Transaktionen mit Kryptowährungen werfen interessante Fragen und Bedenken im Steuerbereich auf. Das Angebot an elektronischen Waren und Dienstleistungen hat Auswirkungen auf den Bereich der Verbrauchersteuer, die in der Europäischen Union durch die Einführung des Mehrwertsteuersystems harmonisiert wurde. Nach der vor kurzem von der portugiesischen Steuerbehörde (PTA) erlassenen Steuervorschrift werden in diesem Artikel die Auswirkungen von Kryptowährungen, Token und Initial Coin Offerings (ICO) auf die Mehrwertsteuer erörtert.

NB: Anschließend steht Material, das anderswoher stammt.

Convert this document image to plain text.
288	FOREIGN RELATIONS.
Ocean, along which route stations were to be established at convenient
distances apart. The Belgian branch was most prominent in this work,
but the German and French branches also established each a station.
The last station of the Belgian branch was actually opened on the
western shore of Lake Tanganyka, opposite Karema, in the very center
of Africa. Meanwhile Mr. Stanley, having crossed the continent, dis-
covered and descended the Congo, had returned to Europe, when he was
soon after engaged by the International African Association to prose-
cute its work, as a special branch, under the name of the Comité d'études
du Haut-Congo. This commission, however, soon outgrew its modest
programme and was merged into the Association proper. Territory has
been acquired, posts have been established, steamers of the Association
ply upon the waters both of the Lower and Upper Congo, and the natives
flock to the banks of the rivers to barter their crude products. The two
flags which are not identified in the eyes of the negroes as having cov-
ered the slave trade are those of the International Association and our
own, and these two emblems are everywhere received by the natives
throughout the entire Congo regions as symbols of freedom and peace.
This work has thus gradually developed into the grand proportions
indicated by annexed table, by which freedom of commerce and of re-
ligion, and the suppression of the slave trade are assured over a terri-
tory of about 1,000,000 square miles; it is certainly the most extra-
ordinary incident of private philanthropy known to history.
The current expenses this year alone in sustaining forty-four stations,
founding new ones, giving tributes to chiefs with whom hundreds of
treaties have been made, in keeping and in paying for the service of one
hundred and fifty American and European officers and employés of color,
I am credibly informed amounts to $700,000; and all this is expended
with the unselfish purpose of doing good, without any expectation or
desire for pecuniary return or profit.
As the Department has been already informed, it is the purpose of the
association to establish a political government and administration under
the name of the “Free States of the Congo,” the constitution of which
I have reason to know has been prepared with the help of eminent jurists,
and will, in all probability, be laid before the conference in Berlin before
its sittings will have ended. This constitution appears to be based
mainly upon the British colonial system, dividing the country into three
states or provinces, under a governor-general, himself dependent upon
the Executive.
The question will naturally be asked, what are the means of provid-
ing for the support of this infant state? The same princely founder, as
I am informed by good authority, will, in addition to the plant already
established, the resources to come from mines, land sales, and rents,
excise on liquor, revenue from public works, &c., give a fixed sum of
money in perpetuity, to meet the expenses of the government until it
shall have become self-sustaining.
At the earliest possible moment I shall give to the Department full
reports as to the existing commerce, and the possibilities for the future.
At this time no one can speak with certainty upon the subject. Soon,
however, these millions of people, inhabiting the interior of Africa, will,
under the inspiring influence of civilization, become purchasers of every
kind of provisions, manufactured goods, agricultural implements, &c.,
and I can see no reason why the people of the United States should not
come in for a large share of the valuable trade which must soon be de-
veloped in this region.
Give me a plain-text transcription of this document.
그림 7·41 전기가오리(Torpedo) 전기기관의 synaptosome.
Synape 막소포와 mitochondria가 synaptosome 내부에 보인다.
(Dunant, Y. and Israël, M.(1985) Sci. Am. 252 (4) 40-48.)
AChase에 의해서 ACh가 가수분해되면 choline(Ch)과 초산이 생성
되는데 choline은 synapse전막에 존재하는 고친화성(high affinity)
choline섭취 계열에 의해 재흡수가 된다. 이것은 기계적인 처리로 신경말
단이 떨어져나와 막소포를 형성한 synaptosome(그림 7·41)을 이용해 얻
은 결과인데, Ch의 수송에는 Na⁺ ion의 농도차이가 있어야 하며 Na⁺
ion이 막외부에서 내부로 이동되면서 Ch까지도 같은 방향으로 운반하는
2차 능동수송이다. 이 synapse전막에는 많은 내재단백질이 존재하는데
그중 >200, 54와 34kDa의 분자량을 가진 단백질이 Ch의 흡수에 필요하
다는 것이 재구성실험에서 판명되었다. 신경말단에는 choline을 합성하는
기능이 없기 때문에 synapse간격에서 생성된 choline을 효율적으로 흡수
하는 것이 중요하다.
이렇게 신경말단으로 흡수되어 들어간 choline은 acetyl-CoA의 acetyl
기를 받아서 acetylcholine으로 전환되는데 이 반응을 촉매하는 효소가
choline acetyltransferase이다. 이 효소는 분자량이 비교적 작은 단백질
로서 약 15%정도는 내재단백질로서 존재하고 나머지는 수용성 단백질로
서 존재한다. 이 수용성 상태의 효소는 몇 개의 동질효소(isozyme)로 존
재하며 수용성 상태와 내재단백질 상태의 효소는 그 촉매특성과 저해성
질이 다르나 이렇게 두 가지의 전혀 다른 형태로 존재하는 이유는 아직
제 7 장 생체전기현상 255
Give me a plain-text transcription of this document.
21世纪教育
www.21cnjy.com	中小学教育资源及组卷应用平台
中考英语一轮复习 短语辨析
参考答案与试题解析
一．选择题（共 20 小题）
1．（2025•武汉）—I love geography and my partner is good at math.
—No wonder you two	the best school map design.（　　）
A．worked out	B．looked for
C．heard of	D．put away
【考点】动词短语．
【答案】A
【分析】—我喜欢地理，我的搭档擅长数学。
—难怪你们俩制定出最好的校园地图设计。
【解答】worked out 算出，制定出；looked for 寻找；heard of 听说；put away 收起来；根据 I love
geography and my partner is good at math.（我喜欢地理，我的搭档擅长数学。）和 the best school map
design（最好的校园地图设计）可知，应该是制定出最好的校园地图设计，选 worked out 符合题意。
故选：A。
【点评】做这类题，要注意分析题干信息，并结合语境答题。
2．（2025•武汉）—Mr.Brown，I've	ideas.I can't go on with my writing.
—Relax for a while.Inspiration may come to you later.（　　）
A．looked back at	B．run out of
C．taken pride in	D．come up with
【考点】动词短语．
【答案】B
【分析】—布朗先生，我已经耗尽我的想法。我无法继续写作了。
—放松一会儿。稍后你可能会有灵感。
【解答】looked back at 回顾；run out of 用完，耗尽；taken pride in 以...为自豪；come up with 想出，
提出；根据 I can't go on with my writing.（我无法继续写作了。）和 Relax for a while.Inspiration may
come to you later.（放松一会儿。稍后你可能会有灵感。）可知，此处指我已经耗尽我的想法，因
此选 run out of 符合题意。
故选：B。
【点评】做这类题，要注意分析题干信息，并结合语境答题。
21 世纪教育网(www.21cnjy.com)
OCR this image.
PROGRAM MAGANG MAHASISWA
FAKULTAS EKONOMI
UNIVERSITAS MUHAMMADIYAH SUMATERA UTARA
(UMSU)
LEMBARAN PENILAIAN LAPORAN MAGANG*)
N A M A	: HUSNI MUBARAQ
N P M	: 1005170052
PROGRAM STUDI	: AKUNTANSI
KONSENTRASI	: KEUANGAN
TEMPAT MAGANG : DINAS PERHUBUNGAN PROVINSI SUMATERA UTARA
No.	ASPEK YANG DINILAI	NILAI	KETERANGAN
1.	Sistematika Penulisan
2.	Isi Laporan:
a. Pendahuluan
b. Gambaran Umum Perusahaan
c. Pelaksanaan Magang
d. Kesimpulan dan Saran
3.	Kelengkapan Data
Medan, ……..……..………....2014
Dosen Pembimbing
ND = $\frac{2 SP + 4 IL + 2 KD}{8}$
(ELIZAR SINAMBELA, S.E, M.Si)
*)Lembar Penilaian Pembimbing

Über die Natur von Token und das Mehrwertsteuersystem

Token spielen eine essentielle Rolle für ICOs, wo Token als ein Tauschmedium mit ähnlichen Funktionen wie treuhänderische Währung verwendet werden, wie z.B. Bitcoin (Währung oder Werttoken). Allerdings können Token auch in diversen anderen Kontexten verwendet werden und die von Smart Contracts definierten Funktionalitäten ausüben. Insofern können sie diverse Funktionen verkörpern und charakterisieren sich nach den spezifischen Umständen ihrer Umgebung. Token können beispielsweise als Smart Contracts mit einem Bezug zu Finanzinstrumenten und Wertanlagen genutzt werden, einschließlich Aktien, Kredite und Derivate (Wertpapiere und Eigenkapitaltoken). Darüber hinaus können sie Zugriff auf ein Produkt oder eine Leistung geben oder einen Beitrag oder die Teilnahme an einem bestimmten Job (Anwendungs- oder Arbeitstoken; Nutzungstoken) ermöglichen und korrespondieren eventuell auf eine zugrunde liegende, physisches Wertanlage wie etwa Gold oder Immobilien (Wertanlagetoken).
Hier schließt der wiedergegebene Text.